Start of the 45th field season

Recent NASA satellite image showing Cooper Island 

Even after 44 years, preparing for the field season to study Black Guillemots on Cooper Island is a time of excitement and anticipation as I gather the gear and supplies needed to survive and conduct research for three months on a remote Arctic island.  This year the excitement was tempered with a high level of anxiety given last summer’s disastrous breeding season.  While the size of the colony has been decreasing since the 1990s, as the guillemots’ sea ice habitat has steadily dwindled, the 2018 breeding season was unique in that  1) the overwinter mortality of breeding birds was three times the long-term average, 2) one third of the returning pairs failed to lay eggs and 3) half of the pairs that did lay eggs abandoned them soon after laying. The result was a colony that in August had only 25 functioning breeding pairs – something hard to observe and process when one has a vivid memory of a 200+ pair colony in the late 1980s.

Back in Seattle I was still processing the data and the implications of the 2018 field season when the U.N. issued a report about the pace of global climate change with a separate report on the Arctic saying a 2-5oC temperature increase was locked in for the region even with major reductions in fossil fuel emissions.

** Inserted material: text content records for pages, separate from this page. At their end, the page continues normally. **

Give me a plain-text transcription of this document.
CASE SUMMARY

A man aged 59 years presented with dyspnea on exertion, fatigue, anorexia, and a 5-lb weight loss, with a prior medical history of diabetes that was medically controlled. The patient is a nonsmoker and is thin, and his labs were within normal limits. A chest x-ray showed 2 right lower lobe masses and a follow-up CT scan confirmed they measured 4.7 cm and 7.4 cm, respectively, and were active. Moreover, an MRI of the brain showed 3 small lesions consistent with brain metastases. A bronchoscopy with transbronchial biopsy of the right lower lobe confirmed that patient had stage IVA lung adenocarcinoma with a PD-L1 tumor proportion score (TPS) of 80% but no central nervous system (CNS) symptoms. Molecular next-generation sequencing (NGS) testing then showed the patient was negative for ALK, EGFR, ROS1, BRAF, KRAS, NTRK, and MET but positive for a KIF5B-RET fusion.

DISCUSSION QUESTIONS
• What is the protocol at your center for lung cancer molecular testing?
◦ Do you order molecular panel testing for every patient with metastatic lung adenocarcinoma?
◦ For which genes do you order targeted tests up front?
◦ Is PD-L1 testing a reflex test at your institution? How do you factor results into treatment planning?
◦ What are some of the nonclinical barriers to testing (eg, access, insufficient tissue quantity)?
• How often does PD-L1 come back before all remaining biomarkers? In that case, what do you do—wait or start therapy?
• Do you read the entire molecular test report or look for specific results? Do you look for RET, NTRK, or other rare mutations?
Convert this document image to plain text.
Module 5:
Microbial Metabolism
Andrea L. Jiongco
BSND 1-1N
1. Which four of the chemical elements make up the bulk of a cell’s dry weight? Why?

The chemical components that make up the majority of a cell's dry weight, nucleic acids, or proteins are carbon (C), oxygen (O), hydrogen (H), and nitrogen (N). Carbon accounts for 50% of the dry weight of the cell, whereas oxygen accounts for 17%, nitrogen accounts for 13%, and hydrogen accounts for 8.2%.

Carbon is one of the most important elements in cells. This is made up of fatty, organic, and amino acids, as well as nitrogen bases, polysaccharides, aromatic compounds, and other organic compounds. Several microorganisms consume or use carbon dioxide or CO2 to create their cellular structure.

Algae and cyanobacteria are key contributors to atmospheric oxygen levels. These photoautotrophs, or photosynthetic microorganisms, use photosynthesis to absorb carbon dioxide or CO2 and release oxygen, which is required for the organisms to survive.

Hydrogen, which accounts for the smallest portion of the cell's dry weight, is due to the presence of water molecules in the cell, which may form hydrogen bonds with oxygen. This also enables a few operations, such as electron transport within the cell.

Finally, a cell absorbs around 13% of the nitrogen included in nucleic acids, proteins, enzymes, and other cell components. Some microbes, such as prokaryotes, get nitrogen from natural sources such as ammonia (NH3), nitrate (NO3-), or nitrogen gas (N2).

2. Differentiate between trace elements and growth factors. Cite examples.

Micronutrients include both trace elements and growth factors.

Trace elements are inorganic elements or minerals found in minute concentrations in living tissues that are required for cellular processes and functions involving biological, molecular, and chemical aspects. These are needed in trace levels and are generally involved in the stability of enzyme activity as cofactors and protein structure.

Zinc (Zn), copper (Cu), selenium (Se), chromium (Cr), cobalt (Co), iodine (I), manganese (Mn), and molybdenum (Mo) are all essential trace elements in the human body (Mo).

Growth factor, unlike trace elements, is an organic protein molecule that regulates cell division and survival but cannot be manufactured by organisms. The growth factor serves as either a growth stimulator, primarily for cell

While the reports had the positive effect of finally having the media and public focus on the trends in and causes of climate change, along with my findings in 2018 they affected the way I viewed my long-term study.  Documenting the pace and magnitude of biological changes in the Arctic seemed all the more important.

I headed north to Utqiagvik (Barrow) in early June knowing that the guillemots had experienced another year with little sea ice in the traditional wintering area in the Bering Sea and that the Arctic Ocean off northern Alaska adjacent to their breeding colony had unprecedently low sea ice extent for early summer.  Conditions like those are bound to pose major difficulties for the Cooper Island Black Guillemots.  While I start the season with concern for the long-term trajectory of the colony, I see the 2019 field season as a unique opportunity to document the resilience and adaptability of one of the Arctic’s sea-ice obligate seabirds. I look forward to providing you updates as the breeding season progresses on this website, Proteus, our Twitter feed, and the Friends of Cooper Island Facebook page.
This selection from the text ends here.